NEWS
09/21/2015 10:51 EDT | Updated 09/21/2016 01:12 EDT

Some facts and figures about the federal riding of Peterborough-Kawartha

PETERBOROUGH, Ont. — Things to know about Ontario's Peterborough-Kawartha riding:

Worth watching: The race is on to elect a new MP in the riding of Peterborough-Kawartha, most recently held by disgraced former Conservative Dean Del Mastro. The district has been redrawn and replaces the old Peterborough riding. It will get a new MP for the first time in nearly a decade because Del Mastro, a former parliamentary secretary to Prime Minister Stephen Harper, stepped down after he was convicted in October 2014 of election spending violations in the 2008 campaign. In June, Del Mastro was sentenced to a month in jail. News cameras captured a rare sight after his sentencing: a former MP in shackles. Cameras rolled as Del Mastro, wearing handcuffs and leg irons, was marched by guards to a waiting van.

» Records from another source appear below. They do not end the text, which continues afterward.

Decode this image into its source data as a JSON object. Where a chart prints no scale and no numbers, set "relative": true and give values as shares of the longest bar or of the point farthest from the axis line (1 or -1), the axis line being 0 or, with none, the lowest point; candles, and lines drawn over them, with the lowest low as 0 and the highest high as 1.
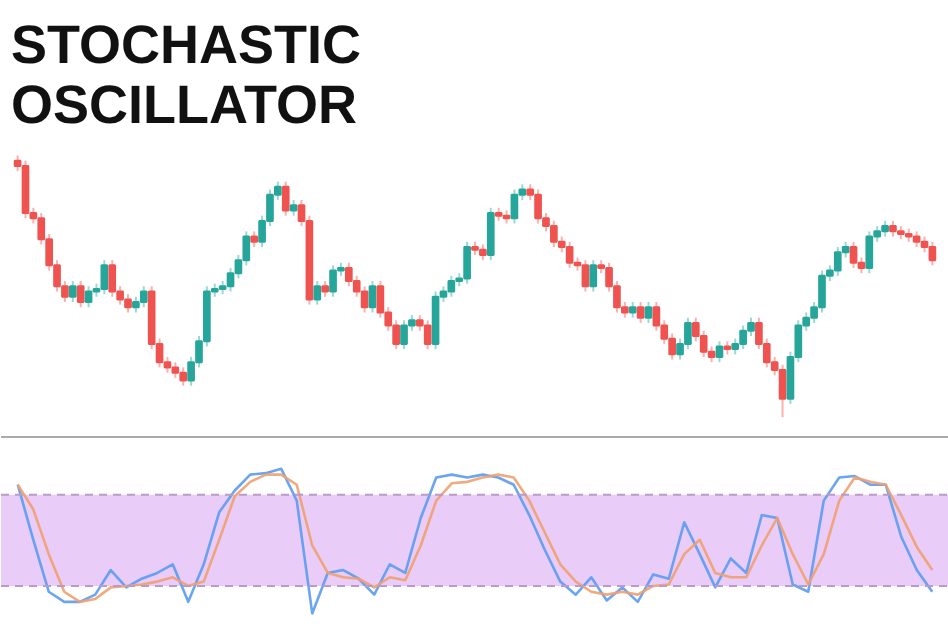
{
  "chart_data": [
    {
      "type": "candlestick",
      "title": "STOCHASTIC OSCILLATOR",
      "relative": true,
      "tick_labels": false,
      "grid": false,
      "categories": [
        null,
        null,
        null,
        null,
        null,
        null,
        null,
        null,
        null,
        null,
        null,
        null,
        null,
        null,
        null,
        null,
        null,
        null,
        null,
        null,
        null,
        null,
        null,
        null,
        null,
        null,
        null,
        null,
        null,
        null,
        null,
        null,
        null,
        null,
        null,
        null,
        null,
        null,
        null,
        null,
        null,
        null,
        null,
        null,
        null,
        null,
        null,
        null,
        null,
        null,
        null,
        null,
        null,
        null,
        null,
        null,
        null,
        null,
        null,
        null,
        null,
        null,
        null,
        null,
        null,
        null,
        null,
        null,
        null,
        null,
        null,
        null,
        null,
        null,
        null,
        null,
        null,
        null,
        null,
        null,
        null,
        null,
        null,
        null,
        null,
        null,
        null,
        null,
        null,
        null,
        null,
        null,
        null,
        null,
        null,
        null,
        null,
        null,
        null,
        null,
        null,
        null,
        null,
        null,
        null,
        null,
        null,
        null,
        null,
        null,
        null,
        null,
        null,
        null,
        null,
        null,
        null
      ],
      "ohlc": [
        [
          0.98,
          1.0,
          0.94,
          0.96
        ],
        [
          0.96,
          0.98,
          0.76,
          0.78
        ],
        [
          0.78,
          0.8,
          0.74,
          0.76
        ],
        [
          0.76,
          0.78,
          0.66,
          0.68
        ],
        [
          0.68,
          0.7,
          0.56,
          0.58
        ],
        [
          0.58,
          0.6,
          0.48,
          0.5
        ],
        [
          0.5,
          0.52,
          0.44,
          0.46
        ],
        [
          0.46,
          0.52,
          0.44,
          0.5
        ],
        [
          0.5,
          0.52,
          0.42,
          0.44
        ],
        [
          0.44,
          0.5,
          0.42,
          0.48
        ],
        [
          0.48,
          0.51,
          0.46,
          0.49
        ],
        [
          0.49,
          0.6,
          0.47,
          0.58
        ],
        [
          0.58,
          0.6,
          0.46,
          0.48
        ],
        [
          0.48,
          0.5,
          0.43,
          0.45
        ],
        [
          0.45,
          0.47,
          0.4,
          0.42
        ],
        [
          0.42,
          0.46,
          0.4,
          0.44
        ],
        [
          0.44,
          0.5,
          0.42,
          0.48
        ],
        [
          0.48,
          0.5,
          0.26,
          0.28
        ],
        [
          0.28,
          0.3,
          0.19,
          0.21
        ],
        [
          0.21,
          0.23,
          0.17,
          0.19
        ],
        [
          0.19,
          0.21,
          0.15,
          0.17
        ],
        [
          0.17,
          0.19,
          0.12,
          0.14
        ],
        [
          0.14,
          0.23,
          0.12,
          0.21
        ],
        [
          0.21,
          0.31,
          0.19,
          0.29
        ],
        [
          0.29,
          0.5,
          0.27,
          0.48
        ],
        [
          0.48,
          0.51,
          0.46,
          0.49
        ],
        [
          0.49,
          0.52,
          0.47,
          0.5
        ],
        [
          0.5,
          0.57,
          0.48,
          0.55
        ],
        [
          0.55,
          0.62,
          0.53,
          0.6
        ],
        [
          0.6,
          0.71,
          0.58,
          0.69
        ],
        [
          0.69,
          0.71,
          0.65,
          0.67
        ],
        [
          0.67,
          0.77,
          0.65,
          0.75
        ],
        [
          0.75,
          0.87,
          0.73,
          0.85
        ],
        [
          0.85,
          0.9,
          0.83,
          0.88
        ],
        [
          0.88,
          0.9,
          0.77,
          0.79
        ],
        [
          0.79,
          0.83,
          0.77,
          0.81
        ],
        [
          0.81,
          0.83,
          0.73,
          0.75
        ],
        [
          0.75,
          0.77,
          0.43,
          0.45
        ],
        [
          0.45,
          0.52,
          0.43,
          0.5
        ],
        [
          0.5,
          0.52,
          0.46,
          0.48
        ],
        [
          0.48,
          0.58,
          0.46,
          0.56
        ],
        [
          0.56,
          0.59,
          0.54,
          0.57
        ],
        [
          0.57,
          0.59,
          0.5,
          0.52
        ],
        [
          0.52,
          0.54,
          0.46,
          0.48
        ],
        [
          0.48,
          0.5,
          0.4,
          0.42
        ],
        [
          0.42,
          0.52,
          0.4,
          0.5
        ],
        [
          0.5,
          0.52,
          0.38,
          0.4
        ],
        [
          0.4,
          0.42,
          0.33,
          0.35
        ],
        [
          0.35,
          0.37,
          0.26,
          0.28
        ],
        [
          0.28,
          0.37,
          0.26,
          0.35
        ],
        [
          0.35,
          0.39,
          0.33,
          0.37
        ],
        [
          0.37,
          0.39,
          0.33,
          0.35
        ],
        [
          0.35,
          0.37,
          0.26,
          0.28
        ],
        [
          0.28,
          0.48,
          0.26,
          0.46
        ],
        [
          0.46,
          0.5,
          0.44,
          0.48
        ],
        [
          0.48,
          0.54,
          0.46,
          0.52
        ],
        [
          0.52,
          0.55,
          0.5,
          0.53
        ],
        [
          0.53,
          0.67,
          0.51,
          0.65
        ],
        [
          0.65,
          0.67,
          0.62,
          0.64
        ],
        [
          0.64,
          0.66,
          0.6,
          0.62
        ],
        [
          0.62,
          0.8,
          0.6,
          0.78
        ],
        [
          0.78,
          0.8,
          0.75,
          0.77
        ],
        [
          0.77,
          0.79,
          0.74,
          0.76
        ],
        [
          0.76,
          0.87,
          0.74,
          0.85
        ],
        [
          0.85,
          0.89,
          0.83,
          0.87
        ],
        [
          0.87,
          0.89,
          0.83,
          0.85
        ],
        [
          0.85,
          0.87,
          0.74,
          0.76
        ],
        [
          0.76,
          0.78,
          0.71,
          0.73
        ],
        [
          0.73,
          0.75,
          0.65,
          0.67
        ],
        [
          0.67,
          0.69,
          0.63,
          0.65
        ],
        [
          0.65,
          0.67,
          0.57,
          0.59
        ],
        [
          0.59,
          0.61,
          0.56,
          0.58
        ],
        [
          0.58,
          0.6,
          0.48,
          0.5
        ],
        [
          0.5,
          0.6,
          0.48,
          0.58
        ],
        [
          0.58,
          0.6,
          0.55,
          0.57
        ],
        [
          0.57,
          0.59,
          0.48,
          0.5
        ],
        [
          0.5,
          0.52,
          0.4,
          0.42
        ],
        [
          0.42,
          0.44,
          0.38,
          0.4
        ],
        [
          0.4,
          0.44,
          0.38,
          0.42
        ],
        [
          0.42,
          0.44,
          0.36,
          0.38
        ],
        [
          0.38,
          0.44,
          0.36,
          0.42
        ],
        [
          0.42,
          0.44,
          0.33,
          0.35
        ],
        [
          0.35,
          0.37,
          0.28,
          0.3
        ],
        [
          0.3,
          0.32,
          0.22,
          0.24
        ],
        [
          0.24,
          0.3,
          0.22,
          0.28
        ],
        [
          0.28,
          0.38,
          0.26,
          0.36
        ],
        [
          0.36,
          0.38,
          0.29,
          0.31
        ],
        [
          0.31,
          0.33,
          0.23,
          0.25
        ],
        [
          0.25,
          0.27,
          0.21,
          0.23
        ],
        [
          0.23,
          0.29,
          0.21,
          0.27
        ],
        [
          0.27,
          0.29,
          0.24,
          0.26
        ],
        [
          0.26,
          0.3,
          0.24,
          0.28
        ],
        [
          0.28,
          0.35,
          0.26,
          0.33
        ],
        [
          0.33,
          0.38,
          0.31,
          0.36
        ],
        [
          0.36,
          0.38,
          0.26,
          0.28
        ],
        [
          0.28,
          0.3,
          0.19,
          0.21
        ],
        [
          0.21,
          0.23,
          0.16,
          0.18
        ],
        [
          0.18,
          0.2,
          0.0,
          0.07
        ],
        [
          0.07,
          0.25,
          0.05,
          0.23
        ],
        [
          0.23,
          0.37,
          0.21,
          0.35
        ],
        [
          0.35,
          0.4,
          0.33,
          0.38
        ],
        [
          0.38,
          0.44,
          0.36,
          0.42
        ],
        [
          0.42,
          0.56,
          0.4,
          0.54
        ],
        [
          0.54,
          0.58,
          0.52,
          0.56
        ],
        [
          0.56,
          0.65,
          0.54,
          0.63
        ],
        [
          0.63,
          0.67,
          0.61,
          0.65
        ],
        [
          0.65,
          0.67,
          0.57,
          0.59
        ],
        [
          0.59,
          0.61,
          0.55,
          0.57
        ],
        [
          0.57,
          0.71,
          0.55,
          0.69
        ],
        [
          0.69,
          0.73,
          0.67,
          0.71
        ],
        [
          0.71,
          0.75,
          0.69,
          0.73
        ],
        [
          0.73,
          0.75,
          0.69,
          0.71
        ],
        [
          0.71,
          0.73,
          0.68,
          0.7
        ],
        [
          0.7,
          0.72,
          0.67,
          0.69
        ],
        [
          0.69,
          0.71,
          0.65,
          0.67
        ],
        [
          0.67,
          0.69,
          0.63,
          0.65
        ],
        [
          0.65,
          0.67,
          0.58,
          0.6
        ]
      ]
    },
    {
      "type": "line",
      "relative": true,
      "tick_labels": false,
      "grid": false,
      "categories": [
        null,
        null,
        null,
        null,
        null,
        null,
        null,
        null,
        null,
        null,
        null,
        null,
        null,
        null,
        null,
        null,
        null,
        null,
        null,
        null,
        null,
        null,
        null,
        null,
        null,
        null,
        null,
        null,
        null,
        null,
        null,
        null,
        null,
        null,
        null,
        null,
        null,
        null,
        null,
        null,
        null,
        null,
        null,
        null,
        null,
        null,
        null,
        null,
        null,
        null,
        null,
        null,
        null,
        null,
        null,
        null,
        null,
        null,
        null,
        null
      ],
      "series": [
        {
          "color": "#5b9bf0",
          "values": [
            0.89,
            0.51,
            0.15,
            0.08,
            0.08,
            0.13,
            0.3,
            0.18,
            0.24,
            0.28,
            0.34,
            0.08,
            0.34,
            0.7,
            0.85,
            0.96,
            0.97,
            1.0,
            0.78,
            0,
            0.28,
            0.3,
            0.24,
            0.13,
            0.34,
            0.28,
            0.66,
            0.94,
            0.96,
            0.94,
            0.96,
            0.94,
            0.89,
            0.68,
            0.44,
            0.22,
            0.13,
            0.25,
            0.09,
            0.18,
            0.08,
            0.27,
            0.24,
            0.63,
            0.41,
            0.18,
            0.38,
            0.28,
            0.68,
            0.66,
            0.2,
            0.15,
            0.78,
            0.94,
            0.95,
            0.89,
            0.89,
            0.53,
            0.3,
            0.15
          ]
        },
        {
          "color": "#f0a070",
          "values": [
            0.89,
            0.72,
            0.41,
            0.15,
            0.08,
            0.1,
            0.18,
            0.19,
            0.2,
            0.22,
            0.25,
            0.19,
            0.22,
            0.51,
            0.81,
            0.91,
            0.96,
            0.96,
            0.89,
            0.47,
            0.28,
            0.25,
            0.24,
            0.18,
            0.25,
            0.23,
            0.47,
            0.78,
            0.9,
            0.91,
            0.94,
            0.96,
            0.94,
            0.78,
            0.56,
            0.34,
            0.22,
            0.15,
            0.13,
            0.15,
            0.13,
            0.19,
            0.2,
            0.41,
            0.51,
            0.28,
            0.25,
            0.25,
            0.47,
            0.66,
            0.41,
            0.2,
            0.41,
            0.78,
            0.94,
            0.91,
            0.89,
            0.68,
            0.46,
            0.3
          ]
        }
      ],
      "bands": [
        {
          "axis": "y",
          "from": 0.19,
          "to": 0.82,
          "color": "#e9cdf8"
        }
      ],
      "ref_lines": [
        {
          "axis": "y",
          "value": 0.19,
          "color": "#b99ac8",
          "line_style": "dashed"
        },
        {
          "axis": "y",
          "value": 0.82,
          "color": "#b99ac8",
          "line_style": "dashed"
        }
      ]
    }
  ]
}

Population: 115,269 including the communities of Peterborough, Lakefield, Ennismore, Havelock and Buckhorn.

Incumbent: Del Mastro, who won three times in Peterborough, is not running.

Main challengers: The Tories have chosen local businessman Michael Skinner to try and hold the seat. Skinner owns event spaces, a restaurant and a property management firm, according to his campaign website. NDP candidate Dave Nickle is described on his website as a retired teacher and former district president of a teachers' federation. It also says Nickle, the runner-up to Del Mastro in 2011, is chair of a Peterborough community group that offers free legal advice and representation for lower-income residents. Liberal hopeful Maryam Monsef's profile says she is a former Peterborough mayoral candidate who represented the city at a United Nations commission on the status of women.

Election history: This bellwether riding has often elected MPs from the parties that win power, swinging back and forth between the Conservatives and Liberals for decades. Del Mastro first won the seat, previously held by the Liberals, in January 2006 and held it until he resigned in November 2014. He left the Tory caucus in September 2013 after being charged under the Canada Elections Act and sat as an Independent until his resignation.

Fun Fact: Walter Pitman won the riding in the 1960 byelection under the banner of the New Party, which later became the New Democratic Party. Pitman, a founder of the NDP, held the riding for nearly two years before losing the 1962 election to Progressive Conservative Fred Stenson.